Explanation - First inline view returns list of people with count of their movies with 'Yash Chopra'. Second inline view returns list of people with count of their movies with other directors. At the end, I filter list of those people where count of movies with 'Yash Chopra' is greater than 'other directors'.
(select pc.name, count(distinct m.mid) count_movie
from movie m
join m_cast mc on m.mid = mc.mid
join m_director md on m.mid = md.mid
join person pc on mc.pid = pc.pid
join person pd on md.pid = pd.pid
where pd.name = 'YASH CHOPRA'
group by pc.name) lst_yc
join
(select pc.name, count(m.mid) count_movie
from movie m
join m_cast mc on m.mid = mc.mid
join m_director md on m.mid = md.mid
join person pc on mc.pid = pc.pid
join person pd on md.pid = pd.pid
where pd.name != 'YASH CHOPRA'
group by pc.name) lst_wo
on lst_yc.name = lst_wo.name
where lst_yc.count_movie > lst_wo.count_movie
SELECT *
FROM (
SELECT pc.NAME,
Count(DISTINCT Trim(m.mid)) count_movie
FROM movie m
JOIN m_cast mc
ON Trim(m.mid) = Trim(mc.mid)
JOIN m_director md
ON Trim(m.mid) = Trim(md.mid)
JOIN person pc
ON Trim(mc.pid) = Trim(pc.pid)
JOIN person pd
ON trim(md.pid )= Trim(pd.pid) where pd.NAME = 'Yash Chopra' GROUP BY pc.NAME) lst_yc
JOIN
(
SELECT pc.NAME,
count(trim(m.mid)) count_movie
FROM movie m
JOIN m_cast mc
ON trim(m.mid) = trim(mc.mid )
JOIN m_director md
ON trim(m.mid) = (md.mid)
JOIN person pc
ON trim(mc.pid) = trim(pc.pid)
JOIN person pd
ON trim(md.pid) = trim(pd.pid)
WHERE pd.NAME != 'Yash Chopra'
GROUP BY pc.NAME) lst_wo
ON lst_yc.NAME = lst_wo.NAME
WHERE lst_yc.count_movie > lst_wo.count_movie
This seems to be the answer as given by Mr. Shantanu.
But Do you know why this is taking time, I ran query 1 hour ago and no reult has produced yet.

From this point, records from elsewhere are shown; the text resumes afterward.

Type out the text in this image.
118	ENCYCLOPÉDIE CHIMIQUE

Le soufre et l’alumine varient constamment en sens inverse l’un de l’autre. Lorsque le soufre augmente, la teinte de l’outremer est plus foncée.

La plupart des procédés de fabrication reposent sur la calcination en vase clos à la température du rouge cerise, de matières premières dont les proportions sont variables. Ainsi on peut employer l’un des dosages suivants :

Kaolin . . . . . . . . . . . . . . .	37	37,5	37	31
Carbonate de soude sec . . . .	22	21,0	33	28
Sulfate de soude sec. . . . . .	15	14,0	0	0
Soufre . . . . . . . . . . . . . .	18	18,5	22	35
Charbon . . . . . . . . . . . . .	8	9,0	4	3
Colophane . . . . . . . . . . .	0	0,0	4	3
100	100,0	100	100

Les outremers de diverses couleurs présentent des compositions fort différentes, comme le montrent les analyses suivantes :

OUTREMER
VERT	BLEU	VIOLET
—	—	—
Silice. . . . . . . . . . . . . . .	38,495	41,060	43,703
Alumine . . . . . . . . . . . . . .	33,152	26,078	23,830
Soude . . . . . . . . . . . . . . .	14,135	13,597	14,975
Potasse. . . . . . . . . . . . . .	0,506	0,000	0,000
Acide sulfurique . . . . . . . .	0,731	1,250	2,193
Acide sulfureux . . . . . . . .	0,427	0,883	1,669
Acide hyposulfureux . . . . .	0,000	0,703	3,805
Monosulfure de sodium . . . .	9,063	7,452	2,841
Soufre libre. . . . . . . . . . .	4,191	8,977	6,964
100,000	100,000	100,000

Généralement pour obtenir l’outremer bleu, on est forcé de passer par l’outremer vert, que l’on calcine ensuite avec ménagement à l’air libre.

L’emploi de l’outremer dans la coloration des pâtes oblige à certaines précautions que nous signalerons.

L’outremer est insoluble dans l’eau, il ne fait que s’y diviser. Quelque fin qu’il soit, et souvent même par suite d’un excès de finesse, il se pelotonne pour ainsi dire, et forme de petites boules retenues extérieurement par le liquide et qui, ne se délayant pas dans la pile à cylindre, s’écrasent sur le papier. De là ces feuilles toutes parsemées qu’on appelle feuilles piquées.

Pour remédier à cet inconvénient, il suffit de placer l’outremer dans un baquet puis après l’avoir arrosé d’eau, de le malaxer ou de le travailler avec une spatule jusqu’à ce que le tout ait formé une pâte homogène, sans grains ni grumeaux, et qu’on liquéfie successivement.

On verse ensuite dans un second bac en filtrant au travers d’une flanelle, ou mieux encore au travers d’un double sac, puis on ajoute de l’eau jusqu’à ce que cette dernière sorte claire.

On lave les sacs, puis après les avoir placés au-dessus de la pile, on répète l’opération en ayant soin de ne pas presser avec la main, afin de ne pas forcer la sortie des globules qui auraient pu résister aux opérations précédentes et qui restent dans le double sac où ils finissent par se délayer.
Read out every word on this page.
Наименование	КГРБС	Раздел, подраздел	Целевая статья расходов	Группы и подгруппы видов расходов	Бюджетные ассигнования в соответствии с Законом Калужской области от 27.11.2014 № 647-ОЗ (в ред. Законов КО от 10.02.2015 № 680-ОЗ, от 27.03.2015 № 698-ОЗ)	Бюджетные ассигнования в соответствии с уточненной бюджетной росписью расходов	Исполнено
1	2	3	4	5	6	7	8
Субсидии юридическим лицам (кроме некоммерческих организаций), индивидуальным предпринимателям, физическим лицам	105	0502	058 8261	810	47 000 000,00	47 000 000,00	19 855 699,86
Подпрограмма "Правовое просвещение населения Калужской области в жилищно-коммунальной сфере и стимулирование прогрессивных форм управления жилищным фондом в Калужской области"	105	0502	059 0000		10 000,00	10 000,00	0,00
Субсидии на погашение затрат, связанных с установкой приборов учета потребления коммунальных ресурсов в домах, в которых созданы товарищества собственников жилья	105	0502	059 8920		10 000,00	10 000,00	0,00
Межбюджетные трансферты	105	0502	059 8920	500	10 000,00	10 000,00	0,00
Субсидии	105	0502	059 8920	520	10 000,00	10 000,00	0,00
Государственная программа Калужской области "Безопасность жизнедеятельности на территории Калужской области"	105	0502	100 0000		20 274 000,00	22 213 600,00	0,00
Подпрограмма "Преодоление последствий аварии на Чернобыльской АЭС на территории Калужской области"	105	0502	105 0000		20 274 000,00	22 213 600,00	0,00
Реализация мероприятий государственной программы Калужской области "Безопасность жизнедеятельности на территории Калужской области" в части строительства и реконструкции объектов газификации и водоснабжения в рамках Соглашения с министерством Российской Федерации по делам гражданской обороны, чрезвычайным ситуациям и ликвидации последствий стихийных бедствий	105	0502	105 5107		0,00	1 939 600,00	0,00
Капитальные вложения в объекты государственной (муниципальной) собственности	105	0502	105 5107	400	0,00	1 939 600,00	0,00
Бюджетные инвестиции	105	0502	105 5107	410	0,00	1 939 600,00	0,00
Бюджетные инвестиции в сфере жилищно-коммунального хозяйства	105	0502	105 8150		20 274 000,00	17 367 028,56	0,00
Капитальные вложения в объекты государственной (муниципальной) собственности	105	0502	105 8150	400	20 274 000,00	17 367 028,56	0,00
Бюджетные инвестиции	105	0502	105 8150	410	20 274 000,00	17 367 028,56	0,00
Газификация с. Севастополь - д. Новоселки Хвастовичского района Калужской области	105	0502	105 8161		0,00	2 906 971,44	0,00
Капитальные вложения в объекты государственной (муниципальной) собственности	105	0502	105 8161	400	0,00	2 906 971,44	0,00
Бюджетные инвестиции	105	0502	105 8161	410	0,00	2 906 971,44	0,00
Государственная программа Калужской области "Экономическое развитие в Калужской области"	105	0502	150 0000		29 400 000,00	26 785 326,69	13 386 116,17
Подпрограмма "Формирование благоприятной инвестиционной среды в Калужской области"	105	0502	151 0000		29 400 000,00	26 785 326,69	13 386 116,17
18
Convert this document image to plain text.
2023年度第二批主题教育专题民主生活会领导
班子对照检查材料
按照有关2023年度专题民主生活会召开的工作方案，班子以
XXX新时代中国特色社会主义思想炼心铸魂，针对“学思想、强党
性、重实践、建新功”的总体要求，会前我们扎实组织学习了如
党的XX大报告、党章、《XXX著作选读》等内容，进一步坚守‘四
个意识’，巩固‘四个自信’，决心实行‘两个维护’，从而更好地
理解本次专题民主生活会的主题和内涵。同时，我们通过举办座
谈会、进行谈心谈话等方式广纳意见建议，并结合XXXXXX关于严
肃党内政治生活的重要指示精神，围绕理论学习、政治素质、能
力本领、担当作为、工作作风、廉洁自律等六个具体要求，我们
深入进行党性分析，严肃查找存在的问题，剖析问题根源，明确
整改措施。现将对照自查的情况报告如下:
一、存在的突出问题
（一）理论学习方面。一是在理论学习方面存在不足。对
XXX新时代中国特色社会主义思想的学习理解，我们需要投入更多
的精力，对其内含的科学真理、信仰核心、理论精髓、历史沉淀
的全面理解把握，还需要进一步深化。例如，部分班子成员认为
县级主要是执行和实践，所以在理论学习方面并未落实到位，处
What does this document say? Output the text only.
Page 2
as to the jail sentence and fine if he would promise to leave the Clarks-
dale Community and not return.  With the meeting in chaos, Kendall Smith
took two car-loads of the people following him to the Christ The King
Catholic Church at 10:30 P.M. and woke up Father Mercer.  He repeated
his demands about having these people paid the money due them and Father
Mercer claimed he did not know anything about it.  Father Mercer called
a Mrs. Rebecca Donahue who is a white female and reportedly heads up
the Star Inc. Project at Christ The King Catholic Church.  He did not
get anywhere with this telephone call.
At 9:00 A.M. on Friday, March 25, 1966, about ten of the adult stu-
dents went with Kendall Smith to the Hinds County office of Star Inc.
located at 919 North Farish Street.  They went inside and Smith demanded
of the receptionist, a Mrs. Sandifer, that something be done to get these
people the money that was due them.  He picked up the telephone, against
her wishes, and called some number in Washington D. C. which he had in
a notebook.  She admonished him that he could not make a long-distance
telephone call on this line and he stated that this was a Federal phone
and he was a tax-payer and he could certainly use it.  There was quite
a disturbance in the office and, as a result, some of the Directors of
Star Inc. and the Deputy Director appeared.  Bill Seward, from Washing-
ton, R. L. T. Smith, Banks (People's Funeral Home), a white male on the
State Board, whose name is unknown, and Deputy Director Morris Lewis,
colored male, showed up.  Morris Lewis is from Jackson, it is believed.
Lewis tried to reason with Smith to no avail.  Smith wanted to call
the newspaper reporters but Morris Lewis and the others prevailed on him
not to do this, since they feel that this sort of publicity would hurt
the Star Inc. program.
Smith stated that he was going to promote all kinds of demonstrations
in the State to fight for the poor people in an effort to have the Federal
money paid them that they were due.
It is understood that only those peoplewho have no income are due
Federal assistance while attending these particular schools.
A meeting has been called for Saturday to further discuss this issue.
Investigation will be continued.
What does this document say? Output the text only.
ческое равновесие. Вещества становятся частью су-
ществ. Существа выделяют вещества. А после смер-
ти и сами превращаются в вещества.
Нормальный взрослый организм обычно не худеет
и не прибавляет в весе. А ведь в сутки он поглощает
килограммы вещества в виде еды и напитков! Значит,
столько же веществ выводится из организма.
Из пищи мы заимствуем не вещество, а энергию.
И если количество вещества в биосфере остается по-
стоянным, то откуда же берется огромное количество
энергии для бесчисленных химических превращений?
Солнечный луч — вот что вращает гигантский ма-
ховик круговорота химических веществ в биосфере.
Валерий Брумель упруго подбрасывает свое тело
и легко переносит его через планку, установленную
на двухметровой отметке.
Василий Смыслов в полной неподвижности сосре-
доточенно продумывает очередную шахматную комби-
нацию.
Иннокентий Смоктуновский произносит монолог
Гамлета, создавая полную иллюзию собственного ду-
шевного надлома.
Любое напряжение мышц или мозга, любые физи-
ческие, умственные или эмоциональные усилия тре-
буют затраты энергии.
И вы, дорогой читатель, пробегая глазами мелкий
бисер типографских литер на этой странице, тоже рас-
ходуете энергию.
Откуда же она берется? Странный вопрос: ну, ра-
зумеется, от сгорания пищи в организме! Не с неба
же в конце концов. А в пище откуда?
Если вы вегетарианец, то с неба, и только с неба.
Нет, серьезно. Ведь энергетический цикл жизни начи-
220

p2.NAME LIKE 'Yash Chopra' and p1.PID
This is your line from the code.
You should have written it like this TRIM(p2.NAME),TRIM(p1.PID) because the Name and PID from your Movie Table contains spaces and things like that.You should process it correctly else it will return zero rows, keep that thing in mind.
select t.actor,t.count from ( SELECT actor,count(distinct m.mid) as count
FROM m_cast mc
INNER JOIN (SELECT m.mid
FROM movie m) AS m
ON m.mid = Trim(mc.mid)
INNER JOIN (SELECT md.pid,
md.mid
FROM m_director md) AS md
ON md.mid = Trim(mc.mid)
INNER JOIN (SELECT p.pid,
p.NAME AS actor
FROM person p) AS pactor
ON pactor.pid = Trim(mc.pid)
INNER JOIN (SELECT p.pid,
p.NAME AS director
FROM person p) AS pdirector
ON pdirector.pid = Trim(md.pid)
WHERE director LIKE '%Yash Chopra%'
--and actor like '%Uttam Sodi%'
group by actor) as t
join( SELECT actor,count(distinct m.mid) as count
FROM m_cast mc
INNER JOIN (SELECT m.mid
FROM movie m) AS m
ON m.mid = Trim(mc.mid)
INNER JOIN (SELECT md.pid,
md.mid
FROM m_director md) AS md
ON md.mid = Trim(mc.mid)
INNER JOIN (SELECT p.pid,
p.NAME AS actor
FROM person p) AS pactor
ON pactor.pid = Trim(mc.pid)
INNER JOIN (SELECT p.pid,
p.NAME AS director
FROM person p) AS pdirector
ON pdirector.pid = Trim(md.pid)
WHERE director not LIKE '%Yash Chopra%'
group by actor) as w
where t.actor=w.actor and t.count>=w.count
Hey folks who are new to sql and trying very hard to solve this question like me, you can find the part of a solution(99%) below, as i don't want to interupt your process of learning. But before going through it, try for one last time. I am thankful to the people who have discussed their various thoughts on this question in this forum, as they have triggered various ideas in me.
Before going through the solution you can have a look at this video to get an overview on various new keywords used in the below code.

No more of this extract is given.